Lots of walled gardens

While all these announcements have helped to boost consumer interest in NFC technology, there has been a fundamental problem, which is that the majority of them operate independently of one another. People that sign up to use NFC with a particular operator and a particular bank can’t use the service in a shop with terminals provided by a different operator.

“From an issuing perspective we’re still really in a very closed loop configuration,” said Mary Carol Harris, vice president of mobile innovation, new product and channel development at Visa Europe, speaking at a GSMA roundtable on mobile money (speaking yesterday, before the UK announcement).

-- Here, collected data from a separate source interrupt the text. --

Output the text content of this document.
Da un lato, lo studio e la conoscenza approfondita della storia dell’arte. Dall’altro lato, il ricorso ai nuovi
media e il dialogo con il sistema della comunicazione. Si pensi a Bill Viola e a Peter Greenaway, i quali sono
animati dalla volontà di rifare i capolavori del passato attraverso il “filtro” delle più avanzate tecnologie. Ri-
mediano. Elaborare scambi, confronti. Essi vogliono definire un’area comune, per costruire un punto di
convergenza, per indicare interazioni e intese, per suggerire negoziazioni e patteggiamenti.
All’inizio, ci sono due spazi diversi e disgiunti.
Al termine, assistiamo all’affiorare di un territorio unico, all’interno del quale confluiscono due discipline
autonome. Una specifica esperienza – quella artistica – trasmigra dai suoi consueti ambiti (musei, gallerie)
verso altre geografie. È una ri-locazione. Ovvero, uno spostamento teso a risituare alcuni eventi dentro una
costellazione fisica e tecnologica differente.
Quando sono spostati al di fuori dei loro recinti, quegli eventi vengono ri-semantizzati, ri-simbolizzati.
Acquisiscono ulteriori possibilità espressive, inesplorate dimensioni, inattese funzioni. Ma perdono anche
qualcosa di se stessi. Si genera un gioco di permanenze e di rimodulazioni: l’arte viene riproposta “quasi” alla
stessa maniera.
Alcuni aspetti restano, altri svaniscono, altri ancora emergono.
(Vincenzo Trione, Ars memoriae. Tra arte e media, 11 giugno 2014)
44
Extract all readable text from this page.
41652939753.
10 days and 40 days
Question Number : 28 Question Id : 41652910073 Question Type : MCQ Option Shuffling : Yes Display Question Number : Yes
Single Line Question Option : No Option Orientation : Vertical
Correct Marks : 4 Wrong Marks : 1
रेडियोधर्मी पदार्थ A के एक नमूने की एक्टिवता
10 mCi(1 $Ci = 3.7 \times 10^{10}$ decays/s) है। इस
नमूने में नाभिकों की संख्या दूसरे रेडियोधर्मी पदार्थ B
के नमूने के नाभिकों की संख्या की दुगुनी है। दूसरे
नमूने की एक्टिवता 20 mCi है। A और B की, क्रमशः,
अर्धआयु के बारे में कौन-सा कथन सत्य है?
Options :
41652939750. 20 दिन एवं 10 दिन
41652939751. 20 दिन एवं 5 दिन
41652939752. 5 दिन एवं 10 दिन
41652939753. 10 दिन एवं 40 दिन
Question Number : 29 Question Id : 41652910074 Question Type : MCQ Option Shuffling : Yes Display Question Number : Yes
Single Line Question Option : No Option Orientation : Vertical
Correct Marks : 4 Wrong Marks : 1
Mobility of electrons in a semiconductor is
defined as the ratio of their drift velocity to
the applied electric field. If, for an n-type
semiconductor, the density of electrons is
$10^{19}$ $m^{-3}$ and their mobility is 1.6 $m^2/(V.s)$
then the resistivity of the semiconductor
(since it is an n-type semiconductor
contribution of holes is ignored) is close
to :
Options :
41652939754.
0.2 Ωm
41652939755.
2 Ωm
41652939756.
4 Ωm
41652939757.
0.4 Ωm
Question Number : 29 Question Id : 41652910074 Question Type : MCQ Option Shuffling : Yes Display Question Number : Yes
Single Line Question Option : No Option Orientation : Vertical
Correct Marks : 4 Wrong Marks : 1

“The business models we’ve seen have been bilateral deals,” she added. “Really what we need in the industry is something that’s going to break that. A much broader, more widely accepted business model, to enable a multitude of issuers to work with a multitude of mobile handset manufacturers, so that consumers can have choice.”

The UK’s announcement follows a similar deal in Spain, in which Orange, Telefónica and Vodafone pledged to work together on creating a stable ecosystem, to avoid market fragmentation.

The hope is that this model will be replicated in other markets. However, this means persuading companies that participating in a mobile payments ecosystem will be more lucrative in the long run that keeping their customers all to themselves. It really comes down to mobile companies swallowing their egos.

A more fluid business model

“What we see now is that a lot of the companies that are coming out in what we call a ‘closed loop’ or competitive manner, but the cycle time on them opening those up has decreased tremendously,” said Matt Dill, global head of emerging products at Visa.

“People that get in and start to look at the challenge of consumer acceptance very quickly realise that the ecosystem requires parties to work together a little bit more fluidly than a corporation may want to when they first look at the plan.”

Today’s announcement is a sign that the mobile payments ecosystem in the UK is preparing to open up, but we have yet to see how strong the operators’ commitment is. The players need to establish standards and regulations that will allow the technology to be used universally. Only then will consumers be able to see how mobile payments could revolutionise the way they spend.